The nithrid ignores her. It doesn’t recognize its danger. It thinks, at most, that she’s out there to see it; that she’s appreciating the lightning; it doesn’t mind, and it doesn’t kill.

Emily goes back down. She lugs back up an uninterruptible power supply.

She plugs the PlayStation in.

A light burns gold.

The sky groans.

The nithrid writhes, and the lightning stops. The rain becomes a perfectly, precisely steady flow.
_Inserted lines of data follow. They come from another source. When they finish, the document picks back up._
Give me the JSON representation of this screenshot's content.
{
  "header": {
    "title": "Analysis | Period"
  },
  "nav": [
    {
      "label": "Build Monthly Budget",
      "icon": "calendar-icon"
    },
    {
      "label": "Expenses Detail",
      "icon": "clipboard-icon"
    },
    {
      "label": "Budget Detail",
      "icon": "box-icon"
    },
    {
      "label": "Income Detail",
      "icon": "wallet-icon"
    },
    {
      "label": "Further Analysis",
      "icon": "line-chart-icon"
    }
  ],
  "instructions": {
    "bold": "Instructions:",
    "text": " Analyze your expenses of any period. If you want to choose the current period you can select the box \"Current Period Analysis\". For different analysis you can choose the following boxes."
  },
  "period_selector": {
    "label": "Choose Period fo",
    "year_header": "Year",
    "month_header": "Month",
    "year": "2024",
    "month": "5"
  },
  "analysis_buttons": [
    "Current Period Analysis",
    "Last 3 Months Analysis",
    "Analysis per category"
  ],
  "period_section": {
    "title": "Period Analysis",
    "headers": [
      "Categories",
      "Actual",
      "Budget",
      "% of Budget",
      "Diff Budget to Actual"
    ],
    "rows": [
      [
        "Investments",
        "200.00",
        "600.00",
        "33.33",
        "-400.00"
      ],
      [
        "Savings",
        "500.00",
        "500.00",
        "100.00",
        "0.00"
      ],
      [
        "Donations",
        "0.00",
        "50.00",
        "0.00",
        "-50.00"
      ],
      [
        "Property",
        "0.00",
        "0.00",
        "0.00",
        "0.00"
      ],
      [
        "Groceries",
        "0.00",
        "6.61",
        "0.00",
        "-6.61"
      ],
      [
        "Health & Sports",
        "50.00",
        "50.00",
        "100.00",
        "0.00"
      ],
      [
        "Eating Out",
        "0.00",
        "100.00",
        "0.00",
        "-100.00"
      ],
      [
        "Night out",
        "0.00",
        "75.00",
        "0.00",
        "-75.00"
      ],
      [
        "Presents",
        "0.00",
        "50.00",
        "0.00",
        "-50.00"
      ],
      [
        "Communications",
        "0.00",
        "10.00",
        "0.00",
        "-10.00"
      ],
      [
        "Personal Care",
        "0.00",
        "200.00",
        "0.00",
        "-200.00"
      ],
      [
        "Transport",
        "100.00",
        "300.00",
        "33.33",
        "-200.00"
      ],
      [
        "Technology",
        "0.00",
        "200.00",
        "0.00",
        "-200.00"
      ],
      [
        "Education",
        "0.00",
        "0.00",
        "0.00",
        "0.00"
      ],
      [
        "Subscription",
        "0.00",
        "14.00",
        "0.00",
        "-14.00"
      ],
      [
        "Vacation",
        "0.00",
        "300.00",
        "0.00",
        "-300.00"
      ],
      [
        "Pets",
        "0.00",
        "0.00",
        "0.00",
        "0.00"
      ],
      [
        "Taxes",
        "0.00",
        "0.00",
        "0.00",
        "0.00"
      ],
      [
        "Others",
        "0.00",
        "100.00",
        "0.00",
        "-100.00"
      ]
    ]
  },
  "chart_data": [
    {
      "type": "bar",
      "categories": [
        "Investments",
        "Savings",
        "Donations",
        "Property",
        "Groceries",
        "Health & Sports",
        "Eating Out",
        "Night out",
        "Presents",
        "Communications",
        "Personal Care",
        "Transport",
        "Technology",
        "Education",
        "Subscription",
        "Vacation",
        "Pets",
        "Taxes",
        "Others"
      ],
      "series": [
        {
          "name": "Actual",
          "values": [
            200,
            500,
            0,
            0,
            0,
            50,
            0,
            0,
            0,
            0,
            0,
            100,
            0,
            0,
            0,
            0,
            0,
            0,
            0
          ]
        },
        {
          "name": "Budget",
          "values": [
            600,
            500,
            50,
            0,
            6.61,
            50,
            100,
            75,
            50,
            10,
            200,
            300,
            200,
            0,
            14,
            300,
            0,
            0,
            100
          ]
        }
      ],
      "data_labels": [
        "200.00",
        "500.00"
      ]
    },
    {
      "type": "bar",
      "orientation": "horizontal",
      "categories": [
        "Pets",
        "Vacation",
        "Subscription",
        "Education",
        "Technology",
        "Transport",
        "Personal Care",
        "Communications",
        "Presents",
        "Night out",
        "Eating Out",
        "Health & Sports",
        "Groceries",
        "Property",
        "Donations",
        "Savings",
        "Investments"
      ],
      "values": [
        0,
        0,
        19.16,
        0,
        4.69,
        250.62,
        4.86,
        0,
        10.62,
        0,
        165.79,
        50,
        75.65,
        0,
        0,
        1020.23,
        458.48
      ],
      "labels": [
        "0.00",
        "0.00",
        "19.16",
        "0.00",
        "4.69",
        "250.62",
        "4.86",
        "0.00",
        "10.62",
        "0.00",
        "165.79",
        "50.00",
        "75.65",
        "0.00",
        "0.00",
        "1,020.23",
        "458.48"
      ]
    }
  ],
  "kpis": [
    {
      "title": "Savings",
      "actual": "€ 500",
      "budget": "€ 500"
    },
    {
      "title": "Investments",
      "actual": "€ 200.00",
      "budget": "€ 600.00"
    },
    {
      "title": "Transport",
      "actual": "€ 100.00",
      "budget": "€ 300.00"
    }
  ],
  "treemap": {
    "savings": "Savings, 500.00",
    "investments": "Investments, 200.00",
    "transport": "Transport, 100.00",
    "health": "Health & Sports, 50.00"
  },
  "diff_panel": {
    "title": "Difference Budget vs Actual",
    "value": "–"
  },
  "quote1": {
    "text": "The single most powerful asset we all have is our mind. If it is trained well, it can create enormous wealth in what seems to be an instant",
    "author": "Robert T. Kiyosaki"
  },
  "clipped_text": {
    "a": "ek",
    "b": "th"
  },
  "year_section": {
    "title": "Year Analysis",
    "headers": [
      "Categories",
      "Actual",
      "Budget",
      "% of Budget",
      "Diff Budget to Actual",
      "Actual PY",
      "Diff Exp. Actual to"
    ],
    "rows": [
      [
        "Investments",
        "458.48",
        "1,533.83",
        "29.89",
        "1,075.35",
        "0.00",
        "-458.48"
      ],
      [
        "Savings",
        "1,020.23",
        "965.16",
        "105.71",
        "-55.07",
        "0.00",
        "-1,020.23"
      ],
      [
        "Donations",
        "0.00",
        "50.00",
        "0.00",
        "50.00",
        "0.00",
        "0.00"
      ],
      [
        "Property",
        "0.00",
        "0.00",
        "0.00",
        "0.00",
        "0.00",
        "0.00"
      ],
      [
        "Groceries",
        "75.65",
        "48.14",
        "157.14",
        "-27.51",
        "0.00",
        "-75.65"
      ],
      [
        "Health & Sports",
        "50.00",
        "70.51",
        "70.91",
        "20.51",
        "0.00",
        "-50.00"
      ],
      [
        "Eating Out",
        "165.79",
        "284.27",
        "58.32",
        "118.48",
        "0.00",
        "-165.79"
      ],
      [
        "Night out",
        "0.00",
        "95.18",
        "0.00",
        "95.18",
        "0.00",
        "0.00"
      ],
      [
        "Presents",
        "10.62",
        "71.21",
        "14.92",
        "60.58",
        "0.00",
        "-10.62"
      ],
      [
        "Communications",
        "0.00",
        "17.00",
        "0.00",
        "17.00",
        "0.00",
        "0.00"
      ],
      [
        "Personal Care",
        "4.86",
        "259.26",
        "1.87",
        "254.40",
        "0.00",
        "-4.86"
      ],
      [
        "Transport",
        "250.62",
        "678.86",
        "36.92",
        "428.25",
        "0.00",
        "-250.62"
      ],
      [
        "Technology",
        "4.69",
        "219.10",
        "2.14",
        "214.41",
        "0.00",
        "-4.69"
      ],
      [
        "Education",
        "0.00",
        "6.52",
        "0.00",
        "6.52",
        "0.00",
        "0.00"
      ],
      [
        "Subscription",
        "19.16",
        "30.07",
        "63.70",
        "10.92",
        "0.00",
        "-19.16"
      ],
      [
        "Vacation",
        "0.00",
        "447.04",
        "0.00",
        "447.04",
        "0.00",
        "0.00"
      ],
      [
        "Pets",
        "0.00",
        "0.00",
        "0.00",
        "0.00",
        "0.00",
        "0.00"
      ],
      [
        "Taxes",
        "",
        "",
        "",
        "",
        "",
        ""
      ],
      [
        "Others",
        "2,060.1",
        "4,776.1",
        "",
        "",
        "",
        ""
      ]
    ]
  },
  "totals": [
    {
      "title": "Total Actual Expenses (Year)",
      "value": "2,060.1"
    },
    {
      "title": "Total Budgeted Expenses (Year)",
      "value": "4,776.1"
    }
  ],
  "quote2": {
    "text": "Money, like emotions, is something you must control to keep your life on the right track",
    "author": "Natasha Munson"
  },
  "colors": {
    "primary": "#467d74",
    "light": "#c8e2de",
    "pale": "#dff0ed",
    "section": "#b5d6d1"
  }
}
After a while a single arc of lightning comes down. It is struggling, as if pushing through molasses. It progresses slowly. It touches down on the roof facing Emily. It skitters there, still and steady, holding itself against the ground.

It is like it is staring at her.


“This is how it is,” says Emily. “This is the Konami Thunder Dance. The sun won’t move. The rain won’t start or stop. And there’s not going to be any more of that lightning, nithrid. Not until I start the dance.”

The nithrid eddies.

Emily brushes back her hair.

“I hear tell,” she says, “that a living storm’s been making havoc over the British Isles; and growing too. That that savage beauty, called a nithrid, has come back to make an end to cities and to civilizations and to all the works of humanity.”

The lightning traces across the roof. It makes a symbol. She looks at it.

“I don’t . . . read . . . Sumerian?” she says.

It scribbles the symbol out. It tries again in letters writ much larger: YES.

“I see,” she says.

There is a bit of silence.

“The world Konami Thunder Dance association tells me that I’ve got first crack at this,” she says. “Since I’m here, and I’m the best. If I fail, though, there’s others to come after me. Max. Meredith. Even Lucy. And plenty others after those. So, I’m going to dance against you, and I’m going to win, and you’re going to quit it. Not because you agree to. Not because you’ll choose to. Because this is the revolutionary PlayStation 6 dance pad game that is going to tear you apart.”

Lightning is writing on the roof.

It is writing largely, looping: TRY ME.

She presses the power button with her toe.

There’s no turning back now.

Only, there is.

She is with it and within it. She is wound through it and it through her; she is dancing amidst the lightning, and she is binding it up again; it is as if her spirit has flown up from her body in the shape of a bird, as if it weaves in and out among the branches of the storm, among its stations, and where she goes it follows her, and she is threading it into knots. Each step she traps it tighter, she twists it about itself, and whether it strikes at her or dances with her, it only pulls itself more stringently into the shape of the tightening knot.

In this dance, she will be victorious, but —

There is, in fact, a turning back.

She kicks off the game.

There is a sudden silence. The lightning tears itself out of the knots she’s woven into it. The storm howls. It flares. It strikes before her, white, incandescent, searing the air in front of her face and damaging one corner of the coating on her KTD pad.

It draws back. The nithrid scribbles over its previous messages.


She just turns, though. She walks away from it.


It stops writing. She isn’t looking. She’s walking down the fire escape.

She says, “Then start with me.”

It does.

There is lightning all through her. She stumbles. But it does not kill her. After a while she is conscious; she glares down at a fresh new scar.

She staggers away, limping.

The storm departs.

“God damn it, Emily,” says Max, later.

She looks at him.

“You taught it to stay away from the Thunder Dance. Why didn’t you finish the bloody thing?”

“I decided that I shouldn’t,” Emily explains.